BJ · March 29, 2018 at 8:48 am
BJ · March 29, 2018 at 8:45 am
Have to agree with nonewtaxes. If I ran our family bank account like the county is running our local government, we would have creditors down our throats. Why is it when it's taxpayers money (either local or federal) that the people in charge of that bank account keep throwing good money after bad. Can't tell you how many times I have heard, "Well it's the government's money not mine!" IT IS YOUR MONEY that is being spent and squandered! I would never run my finances like the local/federal government, and hope to keep our heads above water. It's crazy!
nonewtaxes · March 29, 2018 at 7:55 am
"In the end, the supervisors — strongly committed to economic development — agreed to continue to fund the incubators"
$176,000 cash flow out
$41,000 cash flow in
($135,000) cash flow negative
That ain't economic growth. That's economic death.

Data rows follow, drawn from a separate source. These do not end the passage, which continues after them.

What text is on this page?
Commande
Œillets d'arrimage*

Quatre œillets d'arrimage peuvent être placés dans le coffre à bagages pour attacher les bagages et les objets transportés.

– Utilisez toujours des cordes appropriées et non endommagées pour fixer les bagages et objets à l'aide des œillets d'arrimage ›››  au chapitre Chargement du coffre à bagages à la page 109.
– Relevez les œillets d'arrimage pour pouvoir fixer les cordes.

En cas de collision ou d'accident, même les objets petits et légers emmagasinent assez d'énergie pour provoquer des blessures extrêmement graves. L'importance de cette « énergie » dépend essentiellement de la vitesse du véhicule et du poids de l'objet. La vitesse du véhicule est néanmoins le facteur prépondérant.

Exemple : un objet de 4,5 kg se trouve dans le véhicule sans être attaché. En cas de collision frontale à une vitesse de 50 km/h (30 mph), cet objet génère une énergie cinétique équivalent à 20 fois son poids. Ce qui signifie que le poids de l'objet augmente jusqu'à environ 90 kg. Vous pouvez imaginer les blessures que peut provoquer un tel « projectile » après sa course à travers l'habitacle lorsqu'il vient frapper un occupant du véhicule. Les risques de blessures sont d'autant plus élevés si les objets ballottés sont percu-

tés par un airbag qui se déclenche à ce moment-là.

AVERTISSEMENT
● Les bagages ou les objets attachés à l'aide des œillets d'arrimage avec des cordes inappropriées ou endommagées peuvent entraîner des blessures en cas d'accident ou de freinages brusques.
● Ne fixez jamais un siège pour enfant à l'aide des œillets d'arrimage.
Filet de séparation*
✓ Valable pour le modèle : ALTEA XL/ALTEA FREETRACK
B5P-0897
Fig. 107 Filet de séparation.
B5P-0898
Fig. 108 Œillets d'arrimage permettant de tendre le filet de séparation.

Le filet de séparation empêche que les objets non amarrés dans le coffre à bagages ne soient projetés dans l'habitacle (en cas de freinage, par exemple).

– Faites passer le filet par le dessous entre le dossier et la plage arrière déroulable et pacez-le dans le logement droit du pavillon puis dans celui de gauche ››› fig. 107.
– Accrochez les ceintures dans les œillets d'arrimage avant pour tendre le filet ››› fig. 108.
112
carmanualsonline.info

zagrobelny · March 29, 2018 at 6:40 am
Two points of clarification: I am a civil engineer, not an environmental engineer, and I work in the co-working portion of the MEC, not the incubator. It would have been helpful to hear more from MEC personnel and from the many small businesses currently operated from the incubator and co-working facilities. I think there is more to the story about what the businesses at the MEC bring to the county than just the various rent amounts, and how the MEC aids us in success beyond simply internet access. Many thanks to the MEC and the county for providing an excellent resource.
Jim Griffin · March 28, 2018 at 9:16 pm
Vickie: Good instinct, though I am guessing they are referring to a SCIF -- pronounced SKIFF -- which is a bit different from a data network secure from hacking.
Sensitive Compartmented Information Facilities have extremely secure infrastructure, including Faraday Cage type shielding (copper meshed to block radio waves). A SCIF is a room constructed to prevent outside access to the information being discussed in it.
Not a bad idea, but likely overkill in a leased facility, especially of this type. While network communications can be encrypted for security, analog discussions and meetings and work sessions requires a special room under federal contracting regulations.
More at https://nbcnews.to/2pP7Csh
Happy to be corrected on this. There may well be requirements with which I am unfamiliar. This one I know and seems to fit the general purpose described.
Vickie · March 28, 2018 at 5:51 pm
Rather than be sad that the two companies that "graduated" or moved on, moved out of County, it might be a good idea to address the complaint about computer security. If a network is not secure enough for a tenant to be a government contractor, then our program is not going to be successful in high tech company growth. That is an issue to address, rather than just think we didn't convert successfully, "Oh well. "
lukonis · March 28, 2018 at 1:58 pm
Just to clarify -
I am not a retired Sergeant.
I am a Service Disable Veteran – 10 years of service – medically released Staff Sergeant. Strategic ACI is a Service-Disabled Veteran-Owned Small Business (SDVOSB.)
Thanks to the Board of Supervisors for supporting Small Business Growth and thanks to GMU for having such a great growth program.